Laboratory giant Becton Dickinson says his coronavirus antibody test has a specificity of 91%. Emory University says that its test has a specificity of 95%. Stanford University says its test showed 100% specificity, at least in a preliminary study with 100 samples. The Centers for Disease Control and Prevention has been developing an antibody test since the early days of the epidemic, but has not yet published results on its performance.

One way to limit the problem of false positive results is to focus on populations where the disease is most common; in other words, in situations where true positives are much more frequent than false positives. That is likely to be the case in hospitals that have cared for patients with coronavirus.

“It would be wonderful for healthcare workers to know their immune status, just to give them peace of mind,” says Dr. Jordan Laser, a pathologist at Northwell Health in Long Island, New York.

Still, Laser says it would still be a mistake to trust these results.

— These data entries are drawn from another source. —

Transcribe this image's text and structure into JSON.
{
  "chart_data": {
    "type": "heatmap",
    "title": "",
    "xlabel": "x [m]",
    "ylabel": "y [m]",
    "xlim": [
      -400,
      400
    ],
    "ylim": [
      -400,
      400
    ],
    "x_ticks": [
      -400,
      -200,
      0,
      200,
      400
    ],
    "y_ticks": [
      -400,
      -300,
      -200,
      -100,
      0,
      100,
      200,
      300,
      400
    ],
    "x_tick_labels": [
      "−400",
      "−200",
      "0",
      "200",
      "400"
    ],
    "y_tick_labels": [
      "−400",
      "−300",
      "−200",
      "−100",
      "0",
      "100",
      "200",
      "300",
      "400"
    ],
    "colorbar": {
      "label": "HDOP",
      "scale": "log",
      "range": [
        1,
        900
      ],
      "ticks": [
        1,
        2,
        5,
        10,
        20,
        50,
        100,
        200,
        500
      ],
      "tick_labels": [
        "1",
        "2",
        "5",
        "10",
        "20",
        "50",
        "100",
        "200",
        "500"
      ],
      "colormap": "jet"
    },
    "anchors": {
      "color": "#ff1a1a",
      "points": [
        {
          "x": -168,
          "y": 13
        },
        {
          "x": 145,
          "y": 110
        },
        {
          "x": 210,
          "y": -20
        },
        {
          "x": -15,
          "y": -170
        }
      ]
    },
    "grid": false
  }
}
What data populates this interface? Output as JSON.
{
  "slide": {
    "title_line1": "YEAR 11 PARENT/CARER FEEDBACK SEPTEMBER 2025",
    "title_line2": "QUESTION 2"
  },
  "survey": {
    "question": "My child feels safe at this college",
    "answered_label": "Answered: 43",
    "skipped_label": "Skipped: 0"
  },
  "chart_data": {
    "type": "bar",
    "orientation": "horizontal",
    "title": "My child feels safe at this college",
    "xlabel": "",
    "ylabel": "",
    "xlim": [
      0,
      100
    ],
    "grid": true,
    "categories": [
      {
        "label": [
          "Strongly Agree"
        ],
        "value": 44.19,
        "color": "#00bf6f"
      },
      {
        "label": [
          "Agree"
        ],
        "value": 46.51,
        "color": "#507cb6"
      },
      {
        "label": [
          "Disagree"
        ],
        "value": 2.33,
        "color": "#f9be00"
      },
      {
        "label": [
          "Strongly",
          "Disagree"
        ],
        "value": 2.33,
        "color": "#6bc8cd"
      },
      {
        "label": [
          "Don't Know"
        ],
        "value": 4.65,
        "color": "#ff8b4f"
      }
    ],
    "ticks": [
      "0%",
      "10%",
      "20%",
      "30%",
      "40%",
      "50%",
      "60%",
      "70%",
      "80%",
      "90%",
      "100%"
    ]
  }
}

“Definitely don’t use these tests to change your practices in terms of wearing personal protective equipment,” he would advise his colleagues. “You definitely don’t feel comfortable doing your job caring for patients with COVID. It really would be more of a psychological benefit. “

Jeremy Gabrysch, the Austin physician, is also using these tests to satisfy his patients’ curiosity, not to provide practical guidance on whether it’s safe for people to assume they’re immune.

“We don’t recommend that people interpret the result that way, and we discourage that,” he says. “It is not a card to get out of jail.”

Due to these significant limitations, antibody testing is not the imagined passport that would allow people to return to their normal activities and ignore the coronavirus.

But high-quality antibody tests will still be valuable in cases where individual false-positive results matter less. That would be the case of whole population surveys, where errors can be eliminated.

In these studies, antibody tests are used to answer critical questions about where the coronavirus is and how prevalent it is. That information can help officials plan how to allow normal life to resume, but in all populations as a whole, rather than one person at a time.

You can contact NPR Science correspondent Richard Harris at [email protected].

A conversation with California biologist Andrew Cohen inspired this line of research.